23 January 2017

Book Titles

In our continuing series of posts about where titles of books and other works originated, we add these book titles.

The novel about colonialism in Africa,Things Fall Apart by Chinua Achebe, takes its title from a W.B. Yeats’s poem, “The Second Coming.” to name his story about colonialism, pride, and loss:

“Turning and turning in the widening gyre
The falcon cannot hear the falconer;
Things fall apart; the centre cannot hold;
Mere anarchy is loosed upon the world...”

Flannery O’Connor's short story collection, Everything That Rises Must Converge  borrows from the book Omega Point by the French philosopher Pierre Teilhard de Chardin.

“Remain true to yourself, but move ever upward toward greater consciousness and greater love! At the summit you will find yourselves united with all those who, from every direction, have made the same ascent. For everything that rises must converge.


Evelyn Waugh turned to T.S. Eliot’s poem “The Wasteland” for his book A Handful of Dust.

“I will show you something different from either
Your shadow at morning striding behind you
Or your shadow at evening rising to meet you;
I will show you fear in a handful of dust.”

John Steinbeck often turned to the Bible for titles. His Pulitzer-Prize-winning novel The Grapes of Wrath  sounds like it might be Biblical. After several other working titles, his wife suggested a phrase from the song “The Battle Hymn of the Republic,” by Julia Ward Howe.

“Mine eyes have seen the glory of the coming of the Lord:
He is trampling out the vintage where the grapes of wrath are stored;
He hath loosed the fateful lightning of His terrible swift sword:
His truth is marching on.”


16 January 2017

Evian



This post is about what is NOT the origin of a name.
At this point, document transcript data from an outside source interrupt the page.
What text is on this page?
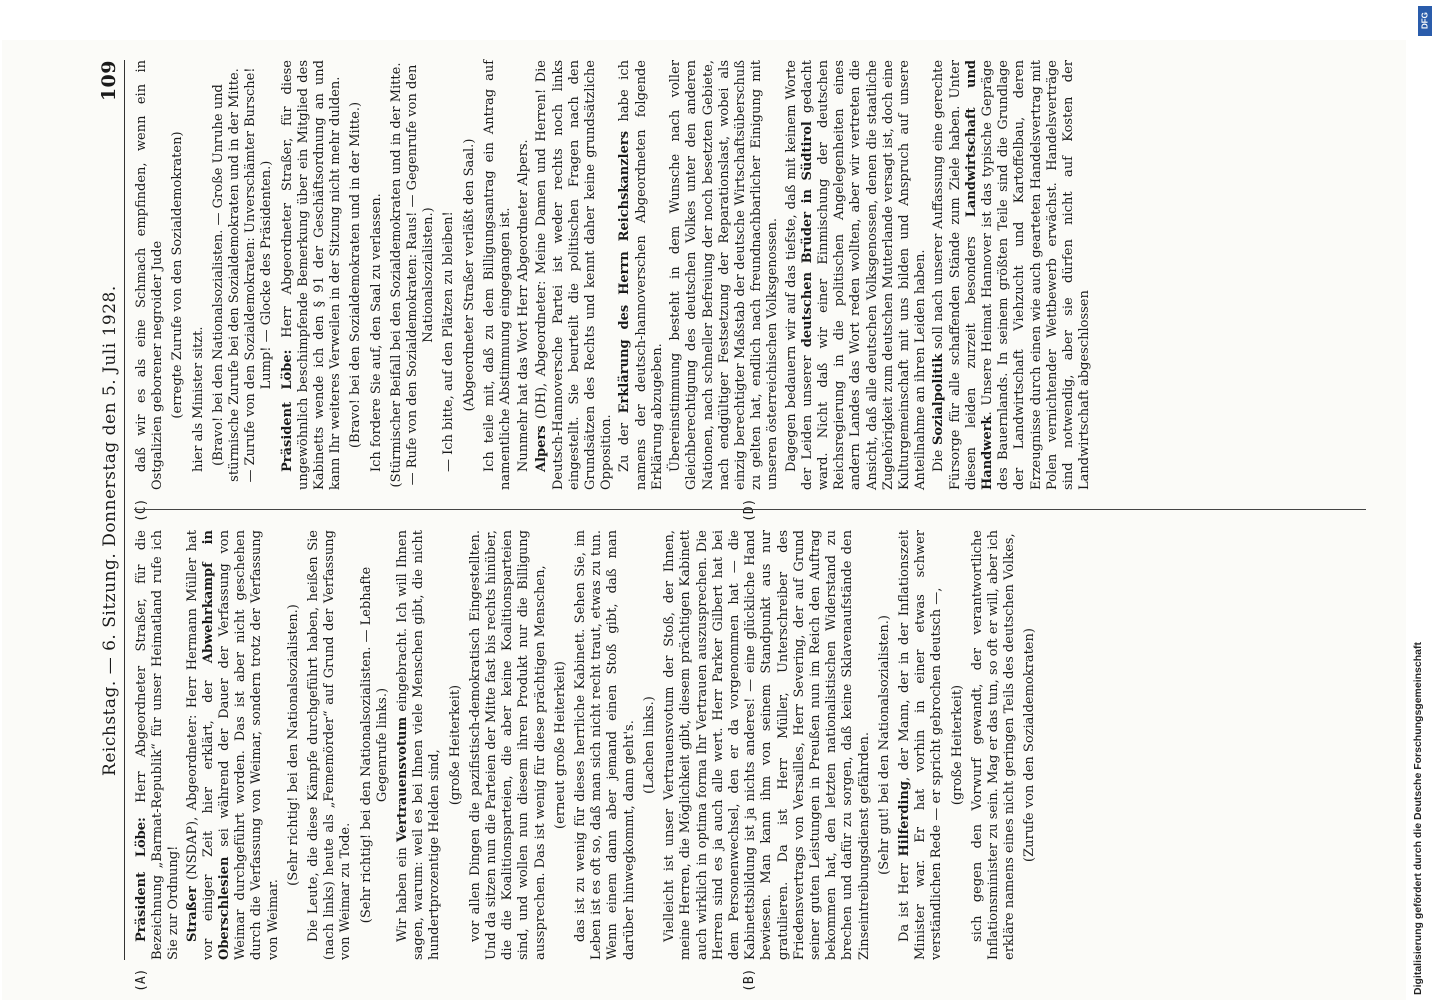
Reichstag. — 6. Sitzung. Donnerstag den 5. Juli 1928.
109
(A)	(B)
(C)	(D)

Präsident Löbe: Herr Abgeordneter Straßer, für die Bezeichnung „Barmat-Republik“ für unser Heimatland rufe ich Sie zur Ordnung! Straßer (NSDAP), Abgeordneter: Herr Hermann Müller hat vor einiger Zeit hier erklärt, der Abwehrkampf in Oberschlesien sei während der Dauer der Verfassung von Weimar durchgeführt worden. Das ist aber nicht geschehen durch die Verfassung von Weimar, sondern trotz der Verfassung von Weimar.

(Sehr richtig! bei den Nationalsozialisten.) Die Leute, die diese Kämpfe durchgeführt haben, heißen Sie (nach links) heute als „Fememörder“ auf Grund der Verfassung von Weimar zu Tode. (Sehr richtig! bei den Nationalsozialisten. — Lebhafte Gegenrufe links.)

Wir haben ein Vertrauensvotum eingebracht. Ich will Ihnen sagen, warum: weil es bei Ihnen viele Menschen gibt, die nicht hundertprozentige Helden sind,

(große Heiterkeit) vor allen Dingen die pazifistisch-demokratisch Eingestellten. Und da sitzen nun die Parteien der Mitte fast bis rechts hinüber, die die Koalitionsparteien, die aber keine Koalitionsparteien sind, und wollen nun diesem ihren Produkt nur die Billigung aussprechen. Das ist wenig für diese prächtigen Menschen, (erneut große Heiterkeit) das ist zu wenig für dieses herrliche Kabinett. Sehen Sie, im Leben ist es oft so, daß man sich nicht recht traut, etwas zu tun. Wenn einem dann aber jemand einen Stoß gibt, daß man darüber hinwegkommt, dann geht's. (Lachen links.) Vielleicht ist unser Vertrauensvotum der Stoß, der Ihnen, meine Herren, die Möglichkeit gibt, diesem prächtigen Kabinett auch wirklich in optima forma Ihr Vertrauen auszusprechen. Die Herren sind es ja auch alle wert. Herr Parker Gilbert hat bei dem Personenwechsel, den er da vorgenommen hat — die Kabinettsbildung ist ja nichts anderes! — eine glückliche Hand bewiesen. Man kann ihm von seinem Standpunkt aus nur gratulieren. Da ist Herr Müller, Unterschreiber des Friedensvertrags von Versailles, Herr Severing, der auf Grund seiner guten Leistungen in Preußen nun im Reich den Auftrag bekommen hat, den letzten nationalistischen Widerstand zu brechen und dafür zu sorgen, daß keine Sklavenaufstände den Zinseintreibungsdienst gefährden. (Sehr gut! bei den Nationalsozialisten.)

Da ist Herr Hilferding, der Mann, der in der Inflationszeit Minister war. Er hat vorhin in einer etwas schwer verständlichen Rede — er spricht gebrochen deutsch —, (große Heiterkeit) sich gegen den Vorwurf gewandt, der verantwortliche Inflationsminister zu sein. Mag er das tun, so oft er will, aber ich erkläre namens eines nicht geringen Teils des deutschen Volkes, (Zurufe von den Sozialdemokraten)

daß wir es als eine Schmach empfinden, wenn ein in Ostgalizien geborener negroider Jude (erregte Zurufe von den Sozialdemokraten) hier als Minister sitzt. (Bravo! bei den Nationalsozialisten. — Große Unruhe und stürmische Zurufe bei den Sozialdemokraten und in der Mitte. — Zurufe von den Sozialdemokraten: Unverschämter Bursche! Lump! — Glocke des Präsidenten.)

Präsident Löbe: Herr Abgeordneter Straßer, für diese ungewöhnlich beschimpfende Bemerkung über ein Mitglied des Kabinetts wende ich den § 91 der Geschäftsordnung an und kann Ihr weiteres Verweilen in der Sitzung nicht mehr dulden. (Bravo! bei den Sozialdemokraten und in der Mitte.) Ich fordere Sie auf, den Saal zu verlassen. (Stürmischer Beifall bei den Sozialdemokraten und in der Mitte. — Rufe von den Sozialdemokraten: Raus! — Gegenrufe von den Nationalsozialisten.) — Ich bitte, auf den Plätzen zu bleiben! (Abgeordneter Straßer verläßt den Saal.) Ich teile mit, daß zu dem Billigungsantrag ein Antrag auf namentliche Abstimmung eingegangen ist. Nunmehr hat das Wort Herr Abgeordneter Alpers. Alpers (DH), Abgeordneter: Meine Damen und Herren! Die Deutsch-Hannoversche Partei ist weder rechts noch links eingestellt. Sie beurteilt die politischen Fragen nach den Grundsätzen des Rechts und kennt daher keine grundsätzliche Opposition. Zu der Erklärung des Herrn Reichskanzlers habe ich namens der deutsch-hannoverschen Abgeordneten folgende Erklärung abzugeben. Übereinstimmung besteht in dem Wunsche nach voller Gleichberechtigung des deutschen Volkes unter den anderen Nationen, nach schneller Befreiung der noch besetzten Gebiete, nach endgültiger Festsetzung der Reparationslast, wobei als einzig berechtigter Maßstab der deutsche Wirtschaftsüberschuß zu gelten hat, endlich nach freundnachbarlicher Einigung mit unseren österreichischen Volksgenossen. Dagegen bedauern wir auf das tiefste, daß mit keinem Worte der Leiden unserer deutschen Brüder in Südtirol gedacht ward. Nicht daß wir einer Einmischung der deutschen Reichsregierung in die politischen Angelegenheiten eines andern Landes das Wort reden wollten, aber wir vertreten die Ansicht, daß alle deutschen Volksgenossen, denen die staatliche Zugehörigkeit zum deutschen Mutterlande versagt ist, doch eine Kulturgemeinschaft mit uns bilden und Anspruch auf unsere Anteilnahme an ihren Leiden haben. Die Sozialpolitik soll nach unserer Auffassung eine gerechte Fürsorge für alle schaffenden Stände zum Ziele haben. Unter diesen leiden zurzeit besonders Landwirtschaft und Handwerk. Unsere Heimat Hannover ist das typische Gepräge des Bauernlands. In seinem größten Teile sind die Grundlage der Landwirtschaft Viehzucht und Kartoffelbau, deren Erzeugnisse durch einen wie auch gearteten Handelsvertrag mit Polen vernichtender Wettbewerb erwächst. Handelsverträge sind notwendig, aber sie dürfen nicht auf Kosten der Landwirtschaft abgeschlossen

DFG
Digitalisierung gefördert durch die Deutsche Forschungsgemeinschaft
Evian water (French pronunciation ​evjɑ̃) is a brand of mineral water. Many people have noticed that the name is naive spelled backwards. The idea that comes along with that reversal is that this fancy bottled water and that the joke is on those naive consumers willing to pay a premium price for water.

But that is not true.

Evian is owned by Danone, a French multinational corporation that sells the mineral water and also a line of organic skin care products and a luxury resort in France under that name.

The origin goes back to 1789 when the Marquis of Lessert drank some water from the Sainte Catherine spring on the land of a M. Cachat. The marquis had been suffering from kidney and liver problems, but claimed that the water cured his ailments.

Still sold in glass bottles too

In 1859, it became a business, and in 1878 the French Ministry of Health actually authorized the bottling of "Cachat water" because of a recommendation by the Medicine Academy.

The water sold as Evian comes from several sources near Évian-les-Bains, on the south shore of Lake Geneva and was first sold in glass bottles in 1878.

In 1969, it started to be sold in plastic (PVC) bottles and it was introduced in 1978 to the U.S. market. In 1995, Evian switched to collapsible PET bottles, though it is still available in glass bottles too.

09 January 2017

gist

GIST is an odd little word that I have heard used my entire life and never known the origin. People say "What was the gist of it?" meaning what was the essence or essential part of a matter In law, it has a more specific meaning, the real point of an action, as in "damages are the gist of the lawsuit."

The word appeared in the early 18th century and comes from Old French, gesir  "to lie" and earlier from Latin jacere.  The legal connection seems important as there was (is?) an old legal phrase cest action gist  that was used in France and England meaning "this action lies." That phrase denoted that there were sufficient grounds to proceed. "Lie" here means more like the way we use it today when we say "The difficulty lies in getting sufficient funds."

I came to all of this when I was writing about memory. There is a kind of false memory that is sometimes called "gist memory." Gist traces are fuzzy representations of a past event when we have the general idea but not the specifics of the event clear. Verbatim traces are detailed representations of a past event. It seems that although people are capable of processing both verbatim and gist information, they oddly prefer to reason with gist traces rather than verbatim.

The older I get, the more I seem to be relying on gist memories  if I remember something at all!